Eine neue Studie mit 91 Pflegefachleuten ergab zudem eine positive Wirkung aufs Immunsystem und auf das seelische Befinden. Dies bei denjenigen Teilnehmern, die in den Ferien wanderten und sich eine Stunde pro Tag dem Sprühnebel eines Wasserfalls aussetzten. Beide Studien wurden von der Paracelsus Medizinische Privatuniversität in Salzburg (A) durchgeführt.
Der höchste Wasserfall ist im Berner Oberland
Weil es in der Schweiz so viele Wasserfälle gibt, sind Wanderungen für jeden Fitnessgrad möglich. Der Gesundheitstipp hat einige besonders lohnende Touren ausfindig gemacht. Darunter sind anspruchsvolle Wanderungen in den Alpen mit vielen Höhenmetern, aber auch gemütliche im Mittelland.
Der Zürcher Geograf Christian Schwick ist seit vielen Jahren von Wasserfällen begeistert: Er hat in der ganzen Schweiz bereits rund 600 besucht. Die spektakulärsten hat er in einem Wanderbuch vorgestellt. «Man kann Wasserfälle gut mit Kindern besuchen und unterwegs Würste bräteln», sagt Schwick.
Die meisten Wasserfälle gibt es am Alpennordhang – von den Berner bis zu den Bündner Alpen. Der höchste liegt im Lauterbrunnental im Berner Oberland: der 417 Meter hohe Mürrenbachfall.

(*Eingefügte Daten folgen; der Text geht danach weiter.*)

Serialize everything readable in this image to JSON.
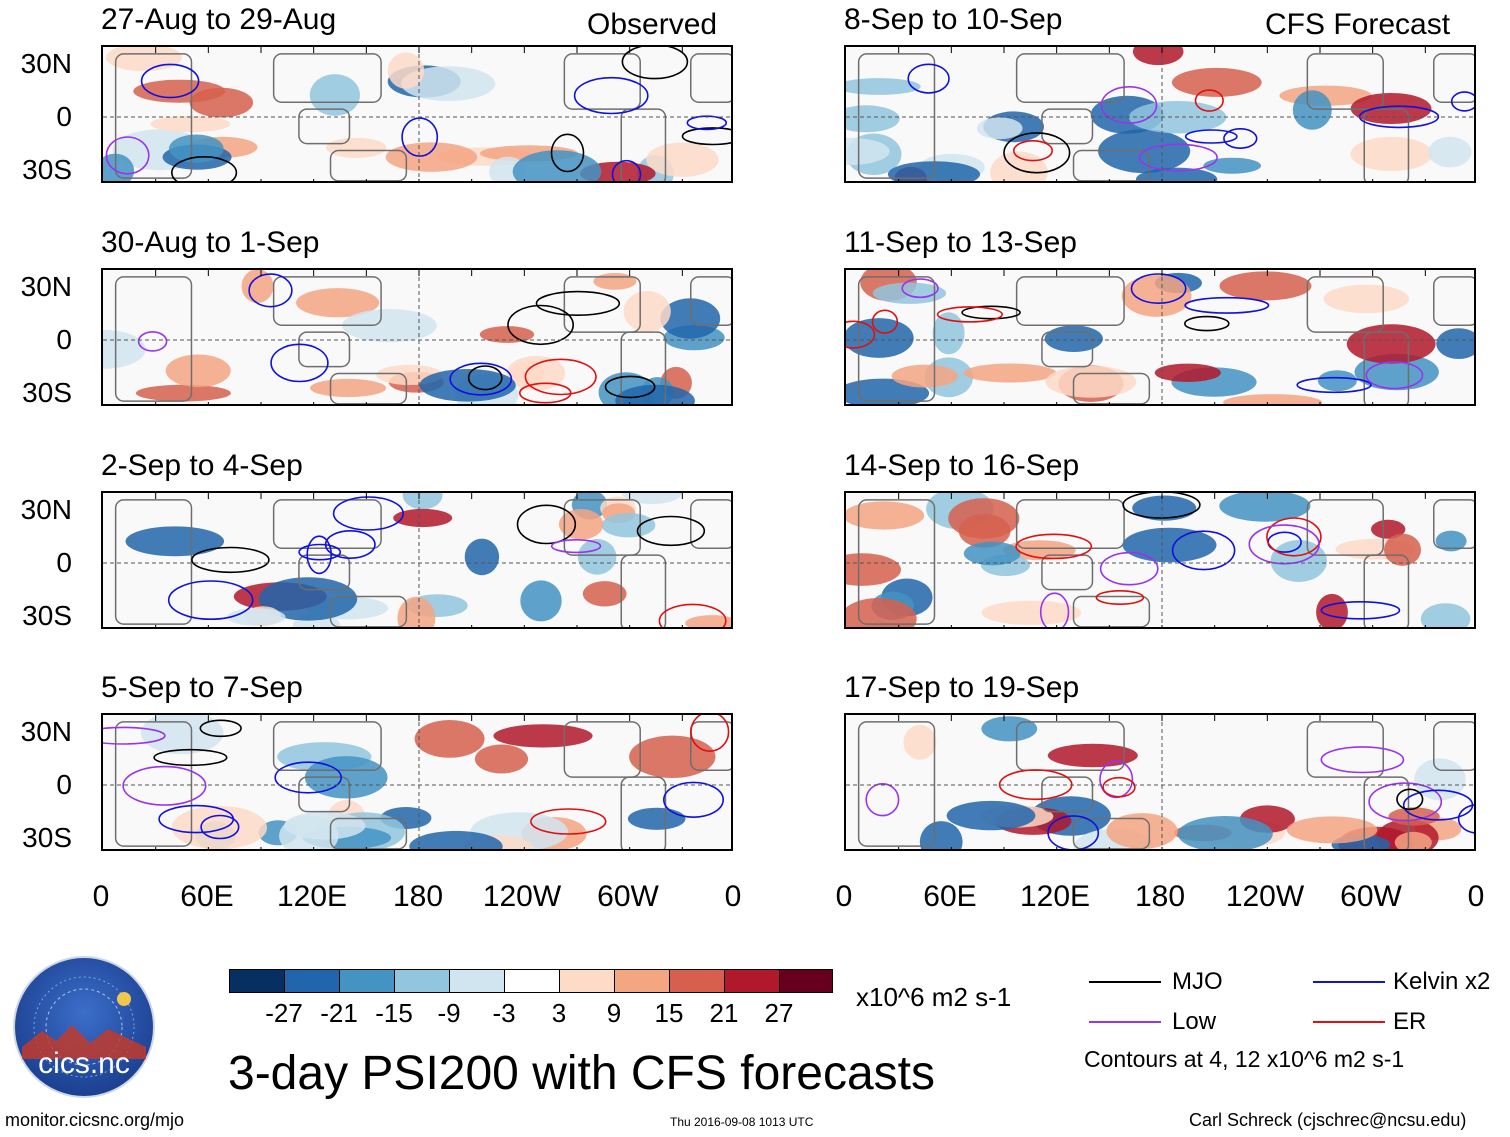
{
  "chart_data": {
    "type": "heatmap",
    "title": "3-day PSI200 with CFS forecasts",
    "headers": {
      "observed": "Observed",
      "forecast": "CFS Forecast"
    },
    "panels": [
      {
        "period": "27-Aug to 29-Aug",
        "source": "observed"
      },
      {
        "period": "30-Aug to 1-Sep",
        "source": "observed"
      },
      {
        "period": "2-Sep to 4-Sep",
        "source": "observed"
      },
      {
        "period": "5-Sep to 7-Sep",
        "source": "observed"
      },
      {
        "period": "8-Sep to 10-Sep",
        "source": "forecast"
      },
      {
        "period": "11-Sep to 13-Sep",
        "source": "forecast"
      },
      {
        "period": "14-Sep to 16-Sep",
        "source": "forecast"
      },
      {
        "period": "17-Sep to 19-Sep",
        "source": "forecast"
      }
    ],
    "y_ticks": [
      "30N",
      "0",
      "30S"
    ],
    "x_ticks": [
      "0",
      "60E",
      "120E",
      "180",
      "120W",
      "60W",
      "0"
    ],
    "colorbar": {
      "labels": [
        "-27",
        "-21",
        "-15",
        "-9",
        "-3",
        "3",
        "9",
        "15",
        "21",
        "27"
      ],
      "colors": [
        "#053061",
        "#2166ac",
        "#4393c3",
        "#92c5de",
        "#d1e5f0",
        "#ffffff",
        "#fddbc7",
        "#f4a582",
        "#d6604d",
        "#b2182b",
        "#67001f"
      ],
      "units": "x10^6 m2 s-1"
    },
    "legend": {
      "items": [
        {
          "label": "MJO",
          "color": "#000000"
        },
        {
          "label": "Kelvin x2",
          "color": "#1010e0"
        },
        {
          "label": "Low",
          "color": "#9933ee"
        },
        {
          "label": "ER",
          "color": "#e01010"
        }
      ],
      "note": "Contours at 4, 12 x10^6 m2 s-1"
    }
  },
  "logo_text": "cics.nc",
  "footer": {
    "url": "monitor.cicsnc.org/mjo",
    "timestamp": "Thu 2016-09-08 1013 UTC",
    "author": "Carl Schreck (cjschrec@ncsu.edu)"
  }
}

Zudem findet man in keinem anderen Tal so viele Wasserfälle, es sind über 70.
Ruhe und Entspannung im Mittelland
Allerdings muss man nicht ins Berner Oberland fahren, um Wasserfälle zu erleben. Grafiker Michel Brunner aus Glattbrugg ZH wandert am liebsten zu Zielen, die nicht weit von seinem Wohnort liegen: «Wenn man Ruhe und Entspannung sucht, besucht man besser einen Wasserfall im Mittelland statt in die Alpen zu fahren», sagt er. «Oft bilden die Bäche Kaskaden, die über mehrere Stufen plätschern. Das wirkt entspannend.»
Auch im dicht besiedelten Kanton Zürich gibt es laut Brunner viele Wasserfälle. Zwar nicht so hohe wie im Lauterbrunnental. Dennoch hat er zusammen mit seinem Vater alleine im Kanton Zürich Hunderte Wasserfälle ausgemacht. Kriterium: Mindestens mannshoch müssen sie sein. Besonders schön ist laut Brunner eine Rundwanderung im Tösstal, bei der man – mit Start am Bahnhof Rämismühle-Zell – Wasserfälle in zwei Tobeln sehen kann.
Ein weiterer Vorteil des Wanderns im Mittelland: Wenn ein Wasserfall ein genügend grosses Becken ausgehöhlt hat, kann man darin baden. In den Alpen ist das wenig ratsam. Christian Schwick sagt: «Wenn es weiter oben, im Einzugsgebiet des Bachs, ein Gewitter gibt, kann ein Wasserfall plötzlich stark anschwellen.» Deshalb solle man auf allfällige Wolken achten, bevor man ins Bachbett hineingehe. Zudem ist das Wasser von Bergbächen mit nur 5 bis 10 Grad auch im Sommer sehr kalt.
Mutzbachfall, Emmental BE
Route: Ab Bushaltestelle Riedtwil durch das Mutzbachtal mit seinem Wasserfall. Von dort kurzer, steiler Aufstieg durch den Wald nach Rüedisbach und durch hügeliges Gelände nach Wynigen.
Wanderzeit: 2,5 Stunden
Aufstieg: 167 Meter
Abstieg: 134 Meter
Schwierigkeitsgrad: T21
Infos: Wandersite.ch/Tageswanderung/741_Bern.html
Simmenfälle/Iffigfall, Simmental BE
Route: Mit dem Bus vom Bahnhof Lenk zu den Simmenfällen. Von dort Aufstieg zur Quelle der Simme bei den «Sieben Brünnen» auf der Alp Rezliberg.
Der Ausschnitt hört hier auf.